Bacteria like E.coli carry antibiotic resistant genes in conjugative plasmids. This bacteria can be found in hospitals, living as commensals in animals, and in aquatic environments. Natural conjugative plasmids horizontal transfer of genes between different bacterial lineages.
We present metals for the detection of conjugative plasmids and formation conjugation efficiency. This technique is simple and sensitive. It is sensitive because it uses markers for the plasmid, the donor, and the recipient.
These markers are selectable, which means that they can identify single events in very large populations. The protocols we present are useful to study the evolution of antibiotic resistance and for epidemiological surveillance, that is to monitor the flow of drug-resistant genes. Demonstrating the procedure will be Caison Warner, a PhD student from my laboratory, and Pepper St.Clair, an undergraduate student from CAMS lab.
On day one, separately streak the donors and recipient from glycerol stocks on media C which is MacConkey agar without antibiotics and incubate overnight at 37 degrees Celsius. On day two, label a 14 milliliter culture tube for each donor and recipient. Select a single colony of each donor and recipient and grow them in two milliliters of Mueller Hinton Broth at 200 RPM for 18 hours at 37 degrees Celsius.
On day three, measure the optical density of 10 times saline diluted overnight grown culture at 600 nanometers without vortexing. If required, use sterilized saline solution to adjust the optical density to two. Label a 1.5 milliliter microcentrifuge tube as a mating tube, indicating the donor and recipient strains.
Transfer 500 microliters of the adjusted suspension of each donor and recipient in the mating tube and gently mix the suspension by inversion. Centrifuge the mating tube at room temperature for 10 minutes at 500 G.Pipette out 800 microliters of supernatant from the mating tube without disturbing the pellet, leaving 200 microliters in the tube. Incubate the mating tube for 18 hours at 37 degrees Celsius.
Further, as a negative control, streak the overnight culture of donors on media B and recipients on media A and incubate the plates overnight at 37 degrees Celsius. After incubation, on day four, add 800 microliters of saline solution to the mating tube and resuspend by vortexing. Make serial dilutions of the mating suspension and add 100 microliters of each dilution on media plates.
Once the plates are dried, incubate them for 18 hours at 37 degrees Celsius and calculate the frequency of conjugation per donor or per recipient as described in the manuscript. After extracting DNA from the bacterial cell walls using a simple boil prep extraction method, label a 1.5 milliliter tube as a pool in the required PCR tubes with the name of the gene and sample. In the tube labeled as pool, add sterile water, PCR master mix, primers, and polymerase.
Mix gently by pipetting up and down at least 10 times in a chilled environment. Add the template DNA to the corresponding tube and secure the PCR tubes with caps. Place the PCR tubes into the thermocycler and start the program for resistance genes and replicons as described in the manuscript.
For amplicon confirmation, prepare a 1%agarose gel by adding agarose and TAE buffer in a 250 milliliter flask and melt the agarose using a microwave. Once the agarose solution has cooled to approximately 55 degrees Celsius, under a fume hood, add six microliters of SYBR Green and mix. Pour the gel into a tray sealed with adhesive tape to avoid spillage and allow the gel to set for 15 to 25 minutes until turbidity appears.
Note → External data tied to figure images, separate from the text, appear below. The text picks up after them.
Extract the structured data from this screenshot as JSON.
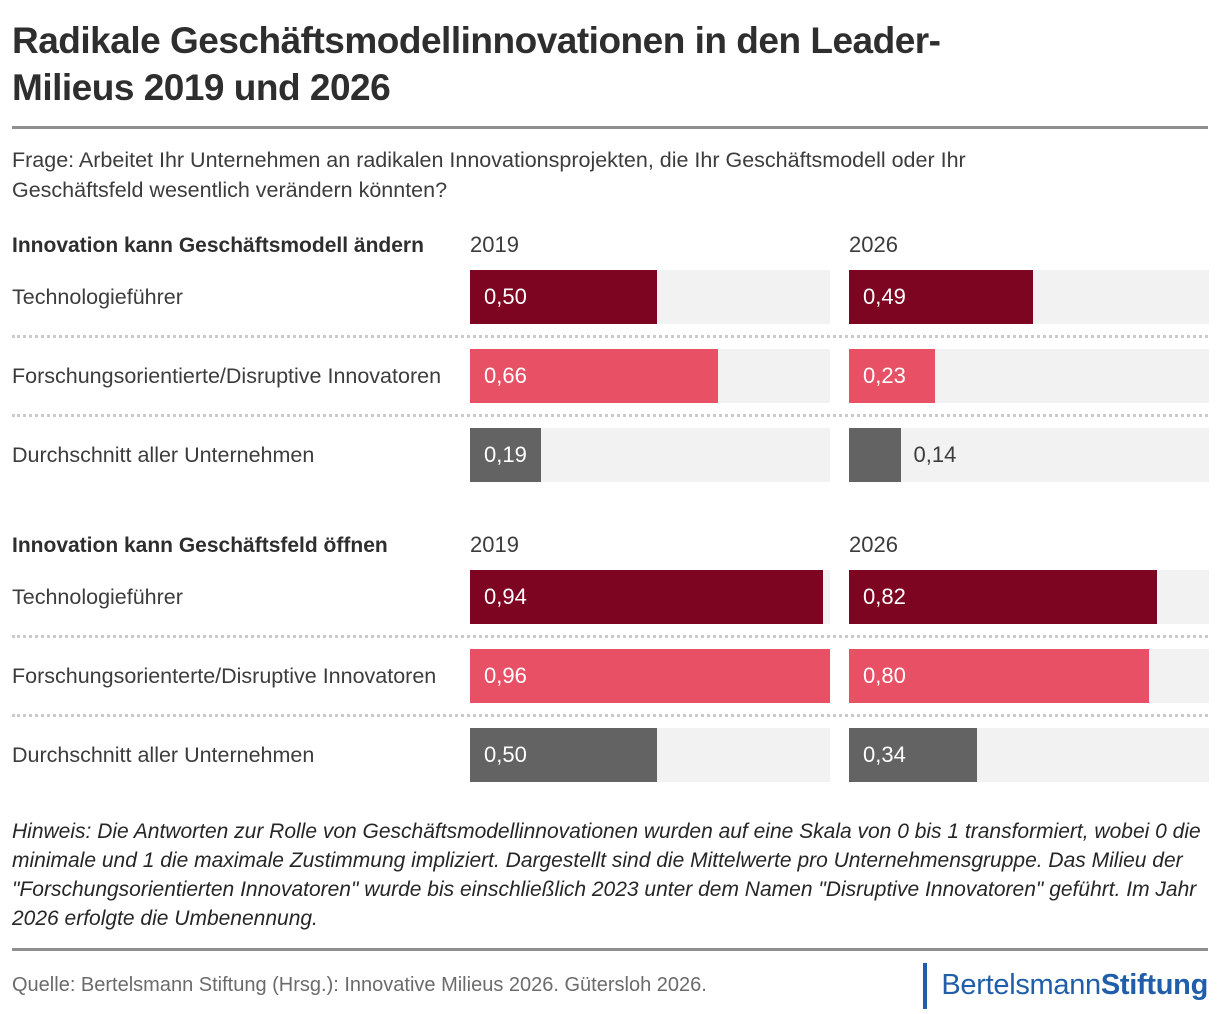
{
  "page": {
    "title_line1": "Radikale Geschäftsmodellinnovationen in den Leader-",
    "title_line2": "Milieus 2019 und 2026",
    "question": "Frage: Arbeitet Ihr Unternehmen an radikalen Innovationsprojekten, die Ihr Geschäftsmodell oder Ihr Geschäftsfeld wesentlich verändern könnten?",
    "note": "Hinweis: Die Antworten zur Rolle von Geschäftsmodellinnovationen wurden auf eine Skala von 0 bis 1 transformiert, wobei 0 die minimale und 1 die maximale Zustimmung impliziert. Dargestellt sind die Mittelwerte pro Unternehmensgruppe. Das Milieu der \"Forschungsorientierten Innovatoren\" wurde bis einschließlich 2023 unter dem Namen \"Disruptive Innovatoren\" geführt. Im Jahr 2026 erfolgte die Umbenennung.",
    "source": "Quelle: Bertelsmann Stiftung (Hrsg.): Innovative Milieus 2026. Gütersloh 2026.",
    "logo": {
      "part1": "Bertelsmann",
      "part2": "Stiftung"
    }
  },
  "colors": {
    "dark_red": "#7D0522",
    "pink": "#E85066",
    "gray": "#636363",
    "track": "#F3F2F2",
    "logo_blue": "#205EAA"
  },
  "chart_data": [
    {
      "type": "bar",
      "title": "Innovation kann Geschäftsmodell ändern",
      "columns": [
        "2019",
        "2026"
      ],
      "value_range": [
        0,
        1
      ],
      "bar_scale_max": 0.96,
      "rows": [
        {
          "label": "Technologieführer",
          "values": [
            0.5,
            0.49
          ],
          "values_display": [
            "0,50",
            "0,49"
          ],
          "color_key": "dark_red"
        },
        {
          "label": "Forschungsorientierte/Disruptive Innovatoren",
          "values": [
            0.66,
            0.23
          ],
          "values_display": [
            "0,66",
            "0,23"
          ],
          "color_key": "pink"
        },
        {
          "label": "Durchschnitt aller Unternehmen",
          "values": [
            0.19,
            0.14
          ],
          "values_display": [
            "0,19",
            "0,14"
          ],
          "color_key": "gray"
        }
      ]
    },
    {
      "type": "bar",
      "title": "Innovation kann Geschäftsfeld öffnen",
      "columns": [
        "2019",
        "2026"
      ],
      "value_range": [
        0,
        1
      ],
      "bar_scale_max": 0.96,
      "rows": [
        {
          "label": "Technologieführer",
          "values": [
            0.94,
            0.82
          ],
          "values_display": [
            "0,94",
            "0,82"
          ],
          "color_key": "dark_red"
        },
        {
          "label": "Forschungsorienterte/Disruptive Innovatoren",
          "values": [
            0.96,
            0.8
          ],
          "values_display": [
            "0,96",
            "0,80"
          ],
          "color_key": "pink"
        },
        {
          "label": "Durchschnitt aller Unternehmen",
          "values": [
            0.5,
            0.34
          ],
          "values_display": [
            "0,50",
            "0,34"
          ],
          "color_key": "gray"
        }
      ]
    }
  ]
}
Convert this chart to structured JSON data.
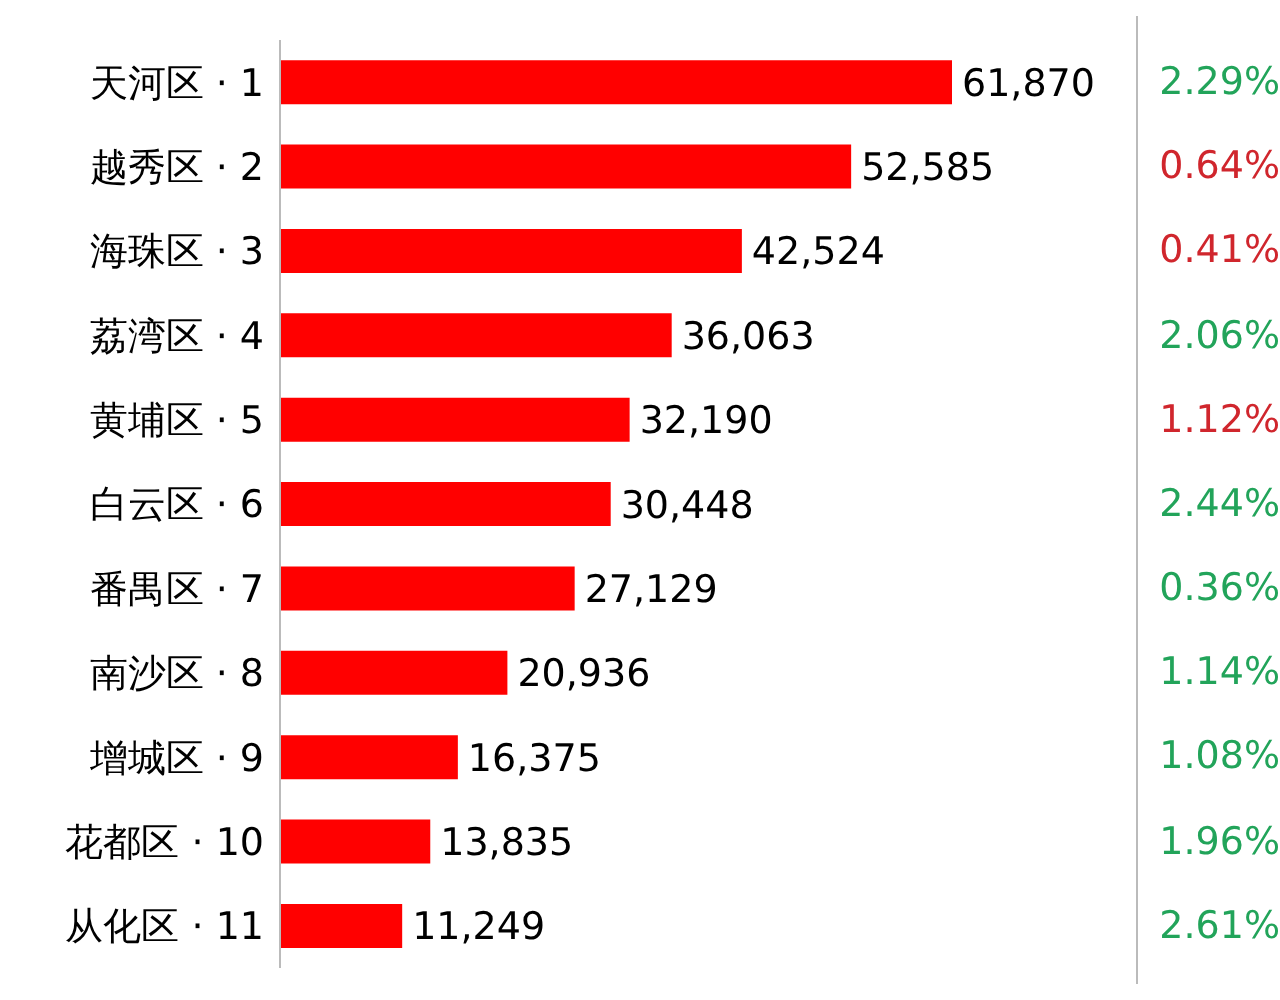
{
  "chart_data": [
    {
      "type": "bar",
      "orientation": "horizontal",
      "categories": [
        "天河区 · 1",
        "越秀区 · 2",
        "海珠区 · 3",
        "荔湾区 · 4",
        "黄埔区 · 5",
        "白云区 · 6",
        "番禺区 · 7",
        "南沙区 · 8",
        "增城区 · 9",
        "花都区 · 10",
        "从化区 · 11"
      ],
      "values": [
        61870,
        52585,
        42524,
        36063,
        32190,
        30448,
        27129,
        20936,
        16375,
        13835,
        11249
      ],
      "value_labels": [
        "61,870",
        "52,585",
        "42,524",
        "36,063",
        "32,190",
        "30,448",
        "27,129",
        "20,936",
        "16,375",
        "13,835",
        "11,249"
      ],
      "color": "#ff0000",
      "tick_labels": "y"
    },
    {
      "type": "other",
      "values": [
        2.29,
        0.64,
        0.41,
        2.06,
        1.12,
        2.44,
        0.36,
        1.14,
        1.08,
        1.96,
        2.61
      ],
      "value_labels": [
        "2.29%",
        "0.64%",
        "0.41%",
        "2.06%",
        "1.12%",
        "2.44%",
        "0.36%",
        "1.14%",
        "1.08%",
        "1.96%",
        "2.61%"
      ],
      "colors": [
        "#22a45a",
        "#d0262d",
        "#d0262d",
        "#22a45a",
        "#d0262d",
        "#22a45a",
        "#22a45a",
        "#22a45a",
        "#22a45a",
        "#22a45a",
        "#22a45a"
      ]
    }
  ]
}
After removing the adhesive tape, place the gel into the electrophoresis chamber and add TAE buffer to cover the gel. Mix five microliters of six times DNA gel loading dye with 25 microliters of each reaction by pipetting up and down at least 10 times. Then load the mixture into wells by avoiding bubbles.
After adding four microliters of one kilobase pair DNA ladder into the first well, close the chamber lid and run the gel for 60 minutes at 120 volts and 400 milliamperes. Visualize the gel under UV light and record the image. MacConkey agar distinguished the lactose positive donors which produced large pink colonies from the recipient and transconjugants, which were lactose negative and produced smaller pale yellow colonies.
The five conjugation efficiencies of a donor strain SSW4955 were all within the same order of magnitude, indicating the mobilization of conjugative plasmid can be detected regardless of the selection used for transconjugant identification. Whereas the donor strain SSW7037 showed a conjugation efficiency three times lower, which allows the comparison of conjugation efficiencies of different donors and plasmid types with the same recipients. The gel electrophoresis of PCR products confirmed the presence of expected replicons in transconjugants.
This assay completely depends on selectable markers. Controls must be in place to confirm that each selection is working and transconjugants need to be confirmed colorimetrically or by PCR. The protocols presented here can be adapted for the study of conjugation in vivo or biofilm models, and for a studying variables modulating conjugation efficiency.
This protocol for detecting mobilizable plasmids at scale will greatly add to our understanding of the flow of genes across the environment, and to study the variables affecting the efficiency of conjugation.